In diesem Sinne ist wohl auch ein
Statement Ahmadinedschads, der einer Vereinigung mit dem Namen „Die sich für die Revolution Aufopfernden“
angehört, zu verstehen, in dem er eine Beziehung zwischen
„Märtyrer-Operationen“ und islamistischer Weltrevolution herstellt: „Eine
neue islamische Revolution ist geboren dank des Blutes der Märtyrer [...]
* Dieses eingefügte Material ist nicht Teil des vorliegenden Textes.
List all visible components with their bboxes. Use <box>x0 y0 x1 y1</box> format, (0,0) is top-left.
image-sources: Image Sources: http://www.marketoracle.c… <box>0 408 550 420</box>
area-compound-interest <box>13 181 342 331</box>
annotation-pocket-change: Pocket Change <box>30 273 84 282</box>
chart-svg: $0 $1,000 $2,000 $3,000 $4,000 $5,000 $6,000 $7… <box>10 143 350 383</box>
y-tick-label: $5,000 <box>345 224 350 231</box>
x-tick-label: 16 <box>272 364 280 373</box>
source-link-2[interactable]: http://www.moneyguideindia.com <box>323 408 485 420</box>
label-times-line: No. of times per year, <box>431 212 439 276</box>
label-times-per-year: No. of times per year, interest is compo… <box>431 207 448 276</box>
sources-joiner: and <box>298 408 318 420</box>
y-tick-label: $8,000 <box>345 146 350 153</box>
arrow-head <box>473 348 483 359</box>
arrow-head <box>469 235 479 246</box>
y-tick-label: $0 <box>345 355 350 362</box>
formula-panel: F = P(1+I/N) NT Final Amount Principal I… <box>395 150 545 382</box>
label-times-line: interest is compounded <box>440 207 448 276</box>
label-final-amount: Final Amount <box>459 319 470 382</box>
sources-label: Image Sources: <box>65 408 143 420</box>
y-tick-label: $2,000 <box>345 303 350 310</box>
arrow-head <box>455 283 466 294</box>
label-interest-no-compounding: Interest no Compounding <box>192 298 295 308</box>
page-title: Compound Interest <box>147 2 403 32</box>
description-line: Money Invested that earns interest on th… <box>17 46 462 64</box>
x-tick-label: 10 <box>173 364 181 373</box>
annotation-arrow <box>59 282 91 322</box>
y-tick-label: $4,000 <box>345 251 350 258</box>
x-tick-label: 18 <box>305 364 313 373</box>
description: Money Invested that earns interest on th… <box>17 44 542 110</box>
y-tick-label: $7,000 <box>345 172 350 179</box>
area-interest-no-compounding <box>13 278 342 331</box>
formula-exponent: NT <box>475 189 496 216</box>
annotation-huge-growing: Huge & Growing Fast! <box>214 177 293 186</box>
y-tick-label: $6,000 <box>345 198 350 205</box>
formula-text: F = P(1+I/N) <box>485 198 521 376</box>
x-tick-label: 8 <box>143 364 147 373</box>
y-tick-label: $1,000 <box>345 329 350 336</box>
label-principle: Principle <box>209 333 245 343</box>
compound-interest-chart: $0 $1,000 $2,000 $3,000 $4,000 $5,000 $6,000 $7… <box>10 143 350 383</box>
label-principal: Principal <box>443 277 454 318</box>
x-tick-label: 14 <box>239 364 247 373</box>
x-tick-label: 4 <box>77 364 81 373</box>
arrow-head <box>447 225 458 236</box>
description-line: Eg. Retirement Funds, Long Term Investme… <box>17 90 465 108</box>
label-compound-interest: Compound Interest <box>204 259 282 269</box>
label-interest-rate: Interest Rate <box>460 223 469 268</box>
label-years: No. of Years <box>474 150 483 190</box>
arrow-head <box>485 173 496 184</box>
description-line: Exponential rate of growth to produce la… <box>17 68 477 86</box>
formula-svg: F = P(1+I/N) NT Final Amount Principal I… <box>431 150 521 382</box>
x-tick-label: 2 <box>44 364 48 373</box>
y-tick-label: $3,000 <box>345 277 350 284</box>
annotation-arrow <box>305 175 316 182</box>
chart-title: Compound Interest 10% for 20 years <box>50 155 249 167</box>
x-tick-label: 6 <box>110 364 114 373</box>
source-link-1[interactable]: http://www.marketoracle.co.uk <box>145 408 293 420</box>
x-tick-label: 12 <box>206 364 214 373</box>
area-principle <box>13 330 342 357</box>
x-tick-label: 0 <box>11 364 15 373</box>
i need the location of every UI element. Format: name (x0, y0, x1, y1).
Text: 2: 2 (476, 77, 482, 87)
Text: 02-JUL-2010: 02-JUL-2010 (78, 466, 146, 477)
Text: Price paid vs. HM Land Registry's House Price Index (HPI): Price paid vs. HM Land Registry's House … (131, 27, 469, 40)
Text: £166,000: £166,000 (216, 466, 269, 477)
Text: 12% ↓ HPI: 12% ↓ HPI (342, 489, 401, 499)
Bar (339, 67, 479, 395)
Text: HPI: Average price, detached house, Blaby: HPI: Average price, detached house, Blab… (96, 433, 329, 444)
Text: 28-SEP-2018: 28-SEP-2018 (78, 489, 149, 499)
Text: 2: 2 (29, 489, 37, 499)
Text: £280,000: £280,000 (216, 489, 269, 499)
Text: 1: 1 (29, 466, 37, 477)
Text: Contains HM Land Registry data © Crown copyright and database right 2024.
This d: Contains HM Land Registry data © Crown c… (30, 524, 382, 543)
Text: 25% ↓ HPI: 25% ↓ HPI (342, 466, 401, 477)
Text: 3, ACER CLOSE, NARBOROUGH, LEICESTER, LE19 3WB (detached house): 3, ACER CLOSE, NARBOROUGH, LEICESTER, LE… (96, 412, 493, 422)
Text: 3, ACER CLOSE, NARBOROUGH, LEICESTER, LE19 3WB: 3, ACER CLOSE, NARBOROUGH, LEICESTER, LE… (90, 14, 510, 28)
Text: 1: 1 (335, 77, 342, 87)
und wenn Gott es will, wird sie alle Ungerechtigkeiten in der Welt
ausrotten. Die Ära der Unterdrückung, der Hegemonie, der Tyrannei und der
Ungerechtigkeit kommen zu einem Ende und eine Welle islamischer
Revolutionen wird bald über die ganze Welt hinwegfegen. In einer Nacht
legen die Märtyrer eine Wegstrecke zurück, die im Normalfall 100 Jahre
dauern würde.“ (20)
Dass
iranische Militärs einem potentiellen, globalen Märtyrer-Krieg gegen den
Westen eine eschatologische Bedeutung zumessen, wird auch aus einem Artikel
ersichtlich, der Anfang 2006 in der arabischen Tageszeitung Asharq al-Awsat erschien und den
folgenden Titel trug: „Irans Geheimplan, im Falle, dass er von den USA
angegriffen wird, trägt den Codenamen Qiyamah.“
Unter der Schirmherrschaft iranischer Geheimdienste, heißt es dort, hätten
sich verschiedene schiitische Djihad-Organisationen
koordiniert, um im Falle einer US-Attacke „Märtyrer-Operationen“ in der
ganzen Welt durchzuführen. (21) Von besonderem Interesse ist hier der
gewählte Codename „Qiyamah“. „Qiyamah“ heißt die 75. Sure und bedeutet das Jüngste Gericht.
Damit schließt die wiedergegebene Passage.